Segundo a especialista, mesmo após ficar 10 anos internado em ala psiquiátrica, Osório não poderia estar sem acompanhamento psicológico.
“Uma pessoa com um histórico anterior não pode ser solta sem voltar a ser tratada. É necessário acompanhamento constante. Ele, claramente, tem um transtorno que não tem cura. Me surpreende muito o fato de ter conseguido a aprovação no concurso público e acesso a medicamentos controlados para dormir. É preciso perguntar qual profissional os receitou e quem não observou seu histórico na hora da contratação [no Metrô-DF]”, criticou Chris.

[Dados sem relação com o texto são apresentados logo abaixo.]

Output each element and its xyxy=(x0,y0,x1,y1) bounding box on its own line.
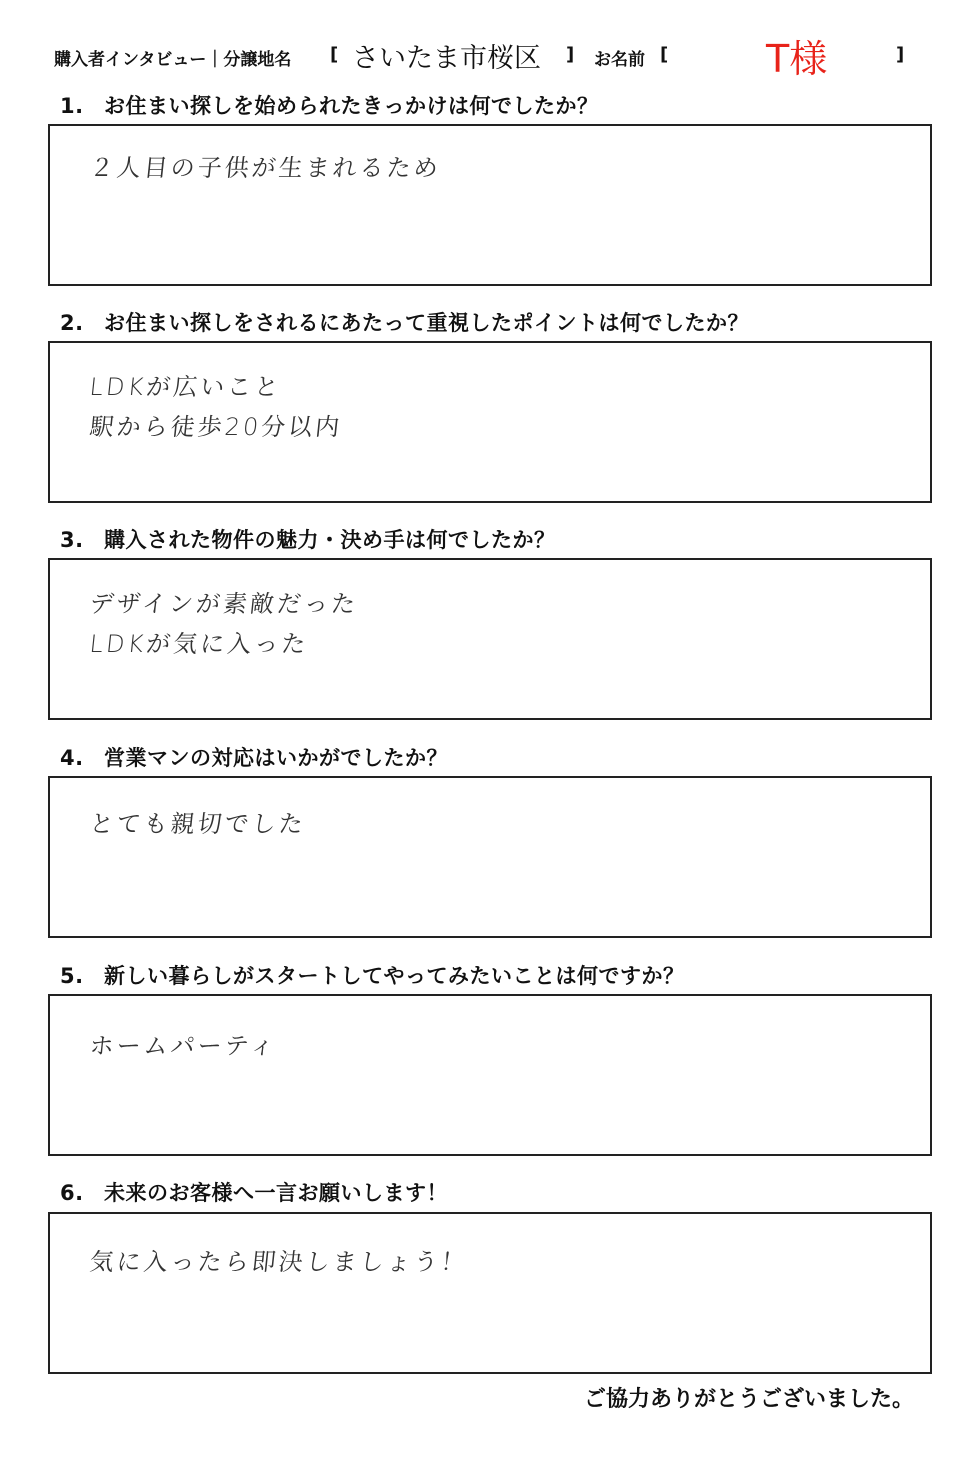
name-close-bracket: ] xyxy=(896,44,905,65)
form-header xyxy=(54,36,934,81)
answer-box-2 xyxy=(48,341,932,503)
question-number: 2. xyxy=(60,311,84,335)
name-open-bracket: [ xyxy=(660,44,669,65)
thanks-message: ご協力ありがとうございました。 xyxy=(583,1387,914,1412)
answer-line: ２人目の子供が生まれるため xyxy=(88,154,443,182)
question-5 xyxy=(60,960,685,990)
question-number: 6. xyxy=(60,1181,84,1205)
customer-name: T様 xyxy=(766,37,828,81)
area-open-bracket: [ xyxy=(330,44,339,65)
question-text: 新しい暮らしがスタートしてやってみたいことは何ですか？ xyxy=(104,964,685,988)
answer-line: 駅から徒歩20分以内 xyxy=(88,413,344,441)
answer-box-6 xyxy=(48,1212,932,1374)
answer-line: 気に入ったら即決しましょう！ xyxy=(88,1248,470,1276)
question-6 xyxy=(60,1177,448,1207)
question-number: 1. xyxy=(60,94,84,118)
answer-box-4 xyxy=(48,776,932,938)
question-number: 5. xyxy=(60,964,84,988)
answer-box-5 xyxy=(48,994,932,1156)
answer-line: LDKが気に入った xyxy=(88,630,310,658)
question-1 xyxy=(60,90,599,120)
question-2 xyxy=(60,307,749,337)
question-number: 3. xyxy=(60,528,84,552)
answer-line: デザインが素敵だった xyxy=(88,590,360,618)
area-close-bracket: ] xyxy=(566,44,575,65)
question-number: 4. xyxy=(60,746,84,770)
question-text: お住まい探しを始められたきっかけは何でしたか？ xyxy=(104,94,599,118)
interview-label: 購入者インタビュー｜分譲地名 xyxy=(54,50,292,70)
question-text: 購入された物件の魅力・決め手は何でしたか？ xyxy=(104,528,556,552)
answer-box-3 xyxy=(48,558,932,720)
answer-line: LDKが広いこと xyxy=(88,373,283,401)
answer-box-1 xyxy=(48,124,932,286)
question-text: 営業マンの対応はいかがでしたか？ xyxy=(104,746,448,770)
name-label: お名前 xyxy=(594,50,645,70)
question-text: お住まい探しをされるにあたって重視したポイントは何でしたか？ xyxy=(104,311,749,335)
question-4 xyxy=(60,742,448,772)
answer-line: とても親切でした xyxy=(88,810,308,838)
question-3 xyxy=(60,524,556,554)
answer-line: ホームパーティ xyxy=(88,1032,279,1060)
area-name: さいたま市桜区 xyxy=(352,43,541,74)
question-text: 未来のお客様へ一言お願いします！ xyxy=(104,1181,448,1205)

A psicóloga se refere à aprovação de Paulo em seleção pública do Metrô. Três anos após deixar a ala psiquiátrica da Papuda, o homem foi admitido no concurso para integrar quadro de funcionários da Companhia do Metropolitano do Distrito Federal. Em documento obtido pela reportagem, o nome do assassino confesso de Bernardo aparece entre os selecionados no “resultado provisório na avaliação de aptidão física e na avaliação psicológica”. A publicação, de 28 de março de 2005, é da banca organizadora do certame na época.
Antes de fugir com o garoto, no entanto, o agente de estação pediu afastamento do trabalho por 60 dias com base em “licença psiquiátrica”.
Vingança
A polícia não tem dúvidas de que o crime foi planejado por Paulo Roberto Osório como vingança contra a ex-mulher. Os investigadores também acreditam que a criança morreu na casa do pai, na 712 Sul. O homem disse que misturou três comprimidos de medicação controlada em um suco de uva. Ele deu a bebida para o filho quando o pegou na escola, na Asa Sul, na tarde de sexta-feira (29/11/2019). O objetivo era que Bernardo dormisse durante o trajeto até Minas Gerais. A criança, porém, teria passado mal, vomitado e, depois, morrido.
“Fizemos buscas na residência [do acusado] e encontramos uma caixa de remédios [para dormir], copo de água infantil e muitos resquícios de vômito. O material foi encaminhado à perícia”, explicou o delegado-chefe da Divisão de Repressão a Sequestro, Leandro Ritt, durante coletiva de imprensa nessa quarta-feira (04/12/2019).
Paulo sempre tinha o costume de buscar o filho na creche e depois devolvia, à noite, para a mãe, no Lago Sul. Na sexta, mudou os planos. “Ele afirmou que sempre teve vontade de pegar o filho e sumir, só não fez antes pois estava trabalhando e não tinha dinheiro. Atualmente, ele estava em licença psiquiátrica com afastamento de 60 dias do trabalho”, completou o responsável pela investigação do caso.